I deleted my entry because I re-read the rules and saw I needed 4 posts in January, and I just joined. I'll be ready for next month's contest! :wink:


----------



## greenhead206 (Feb 6, 2011)

IN


----------



## HOUSE (Feb 7, 2011)

in! sweet lure!


----------



## Zum (Feb 7, 2011)

IN


----------



## grasshopper (Feb 7, 2011)

( IN) thanks a bunch


----------



## Jim (Feb 8, 2011)

Winner Winner Chicken Dinner! Random.org picked #16. The 16th eligible entrant was Brine! :beer:

Congrats man. Pm me your Address and color choice and I will send it out to you.


----------



## Popeye (Feb 8, 2011)

=D> =D> Congratulations Brine =D> =D> 

I'll PM you my address so you can fwd it to me if you don't like it.


----------



## poolie (Feb 8, 2011)

Congrats Brine!


----------



## bearsphan3.14 (Feb 8, 2011)

Congrats Brine.
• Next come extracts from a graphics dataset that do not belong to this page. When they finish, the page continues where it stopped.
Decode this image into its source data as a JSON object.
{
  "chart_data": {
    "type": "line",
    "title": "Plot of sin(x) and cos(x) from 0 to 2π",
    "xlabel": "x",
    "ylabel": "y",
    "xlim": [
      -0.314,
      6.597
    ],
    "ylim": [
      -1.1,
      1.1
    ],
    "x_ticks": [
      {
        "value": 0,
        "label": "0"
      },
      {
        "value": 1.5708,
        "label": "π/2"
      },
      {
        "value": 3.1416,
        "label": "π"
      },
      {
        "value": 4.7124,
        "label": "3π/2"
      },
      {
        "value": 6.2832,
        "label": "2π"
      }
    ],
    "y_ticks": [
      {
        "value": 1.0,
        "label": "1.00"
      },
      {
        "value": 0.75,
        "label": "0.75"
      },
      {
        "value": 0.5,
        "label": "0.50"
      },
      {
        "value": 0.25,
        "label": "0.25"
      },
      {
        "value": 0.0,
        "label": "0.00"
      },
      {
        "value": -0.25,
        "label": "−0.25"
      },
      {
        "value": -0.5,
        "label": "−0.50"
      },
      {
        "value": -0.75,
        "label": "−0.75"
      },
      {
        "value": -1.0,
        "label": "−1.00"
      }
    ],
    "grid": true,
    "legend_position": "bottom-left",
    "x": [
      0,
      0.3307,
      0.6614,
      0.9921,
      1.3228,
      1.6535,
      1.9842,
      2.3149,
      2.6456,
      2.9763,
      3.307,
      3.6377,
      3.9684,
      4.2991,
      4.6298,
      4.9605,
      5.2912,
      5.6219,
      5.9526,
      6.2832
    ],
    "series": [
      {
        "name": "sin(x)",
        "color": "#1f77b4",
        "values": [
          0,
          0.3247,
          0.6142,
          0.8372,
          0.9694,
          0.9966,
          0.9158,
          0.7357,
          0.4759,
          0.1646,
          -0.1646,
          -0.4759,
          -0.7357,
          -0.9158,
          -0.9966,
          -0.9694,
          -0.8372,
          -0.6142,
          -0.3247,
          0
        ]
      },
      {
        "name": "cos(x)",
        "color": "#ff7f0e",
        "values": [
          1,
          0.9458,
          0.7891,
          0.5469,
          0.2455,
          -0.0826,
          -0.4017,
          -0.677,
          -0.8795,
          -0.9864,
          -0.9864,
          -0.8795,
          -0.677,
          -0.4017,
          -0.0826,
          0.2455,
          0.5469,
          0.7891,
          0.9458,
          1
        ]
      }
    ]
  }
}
Those frogs look awesome. thanks for the opportunity Jim


----------



## crazymanme2 (Feb 8, 2011)

Way to go Brine =D>


----------



## mangelcc (Feb 8, 2011)

Congrats Brine =D> !!!!!!


----------



## FishingCop (Feb 8, 2011)

Congrats =D>


----------



## floundahman (Feb 8, 2011)

Congratulations Brine!


----------



## Decatur (Feb 8, 2011)

Grats!


----------



## lswoody (Feb 8, 2011)

Way to go Brine!!!! Congrats!!!!!!!!


----------



## Waterwings (Feb 8, 2011)

Congrats, Brine! =D>


----------



## grasshopper (Feb 9, 2011)

enjoy


----------



## Andy (Feb 9, 2011)

Good luck with your new lure Brine. :beer:


----------



## Brine (Feb 9, 2011)

\/ 

Thanks for all the congrats folks, and thanks Jim for the opportunity! PM sent.


----------



## BLK fisher (Feb 9, 2011)

Congrats Brine. =D>


----------



## Pops14 (Feb 10, 2011)

Congrats Brine good luck with the lure


----------